L’étude soulève aussi quelques questions dont celles reliées à son séjour en France et aux motifs de son retour au Canada. Dans le deuxième chapitre, l’auteure souligne « l’exil » de Morin en France entre 1919 et 1925, mais on peut se demander jusqu’à quel point il s’agit vraiment d’un exil tant il semble se sentir chez lui en ce pays. Ne dit-il pas en 1935 qu’il se considère « citoyen de Paris » ? (p. 173) Ses fréquents voyages en Europe après son retour au Canada en août 1925 donnent plutôt l’impression qu’il fuit le Québec ou, à tout le moins, qu’il s’y sent beaucoup moins bien qu’en France. Dans ces circonstances, ne faudrait-il pas plutôt évoquer un Morin exilé dans son propre pays ?
Ce retour au Canada en 1925 pose également la question du mobile de cette décision. Pour quelle raison revient-il ? Ou, dit autrement, comment gagne-t-il sa vie en France à cette période ? Morin ne se considère pas un virtuose-vedette et ses cachets sont certainement modestes. Si on exclut les 10 concerts offerts lors d’une tournée au Québec en 1922, l’inventaire publié dans la thèse repère 23 récitals à Paris entre 1919 et 1925 et 4 concerts lors de la tournée en 1923 avec Maurice Ravel. Même en supposant que certains n’ont pas été retracés et qu’il y en ait eu un peu plus, on constate qu’une trentaine de concerts en sept ans c’est peu. C’est peut-être pour cette raison qu’il propose en 1923, à titre de « citoyen français », ses services au directeur de l’Association française d’expansion et d’échanges artistiques qui finance des tournées de musiciens et d’artistes français à l’étranger, bien que cette offre reste lettre morte. Il revient donc au Canada en 1925 et c’est à partir de cette date que sa carrière prend son véritable envol (tournées américaines, enseignement à Philadelphie, critiques, émissions radiophoniques, etc.). Comme il l’explique à Eugène Lapierre le 1er décembre 1934 : « Je vous révélerai que j’exerce le métier de musicien et de critique et que, pour cela […] je suis payé […]. Je ne peux pas vivre de l’air du temps. » Il serait intéressant ici d’analyser l’évolution de son répertoire dans les années 1930 en fonction de la gestion de sa carrière. On y observerait, entre autres, l’importate diminution d’oeuvres canadiennes dans ses programmes.

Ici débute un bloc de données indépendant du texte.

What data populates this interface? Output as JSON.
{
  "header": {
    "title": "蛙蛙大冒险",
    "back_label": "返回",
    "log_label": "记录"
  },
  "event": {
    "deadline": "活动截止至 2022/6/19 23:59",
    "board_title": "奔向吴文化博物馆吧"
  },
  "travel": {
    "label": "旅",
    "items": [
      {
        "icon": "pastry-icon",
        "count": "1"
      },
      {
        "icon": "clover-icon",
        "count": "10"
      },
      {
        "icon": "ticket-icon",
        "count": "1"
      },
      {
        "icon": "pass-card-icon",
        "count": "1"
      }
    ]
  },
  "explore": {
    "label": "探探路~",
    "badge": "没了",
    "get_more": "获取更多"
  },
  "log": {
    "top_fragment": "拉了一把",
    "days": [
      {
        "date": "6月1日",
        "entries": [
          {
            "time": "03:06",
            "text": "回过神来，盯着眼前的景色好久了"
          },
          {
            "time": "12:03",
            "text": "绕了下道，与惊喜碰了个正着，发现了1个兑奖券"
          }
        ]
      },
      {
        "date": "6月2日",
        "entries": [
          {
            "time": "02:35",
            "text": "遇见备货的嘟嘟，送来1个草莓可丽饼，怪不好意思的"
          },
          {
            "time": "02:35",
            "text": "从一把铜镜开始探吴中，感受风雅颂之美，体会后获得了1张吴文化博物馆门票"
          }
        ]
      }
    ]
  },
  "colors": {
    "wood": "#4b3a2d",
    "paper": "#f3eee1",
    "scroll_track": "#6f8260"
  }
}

En somme, cette publication sert de tremplin aux futures recherches. Claudine Caron a établi des balises solides sur lesquelles peuvent maintenant surgir des questions qui permettront d’approfondir la carrière multiforme de Morin.
J’apporte, en terminant, une petite précision. Aux pages 144-145 (note 91), les prénoms semblables entre la mère et la fille ont induit une confusion. Claude-Emma Debussy (1905-1919) surnommée « Chouchou », décédée prématurément, est la fille de Debussy alors qu’Emma Bardac-Debussy (et non Emma-Claude) (1862-1934) est sa seconde épouse. Celle-ci s’est liée d’amitié avec la pianiste québécoise originaire de Victoriaville, Gabrielle Méthot (1884-1968), sur laquelle le chercheur Pierre Ducharme s’est penché. Quant à monsieur [Charles-Ludovic] Carteron, il était le consul de France à Montréal à cette époque.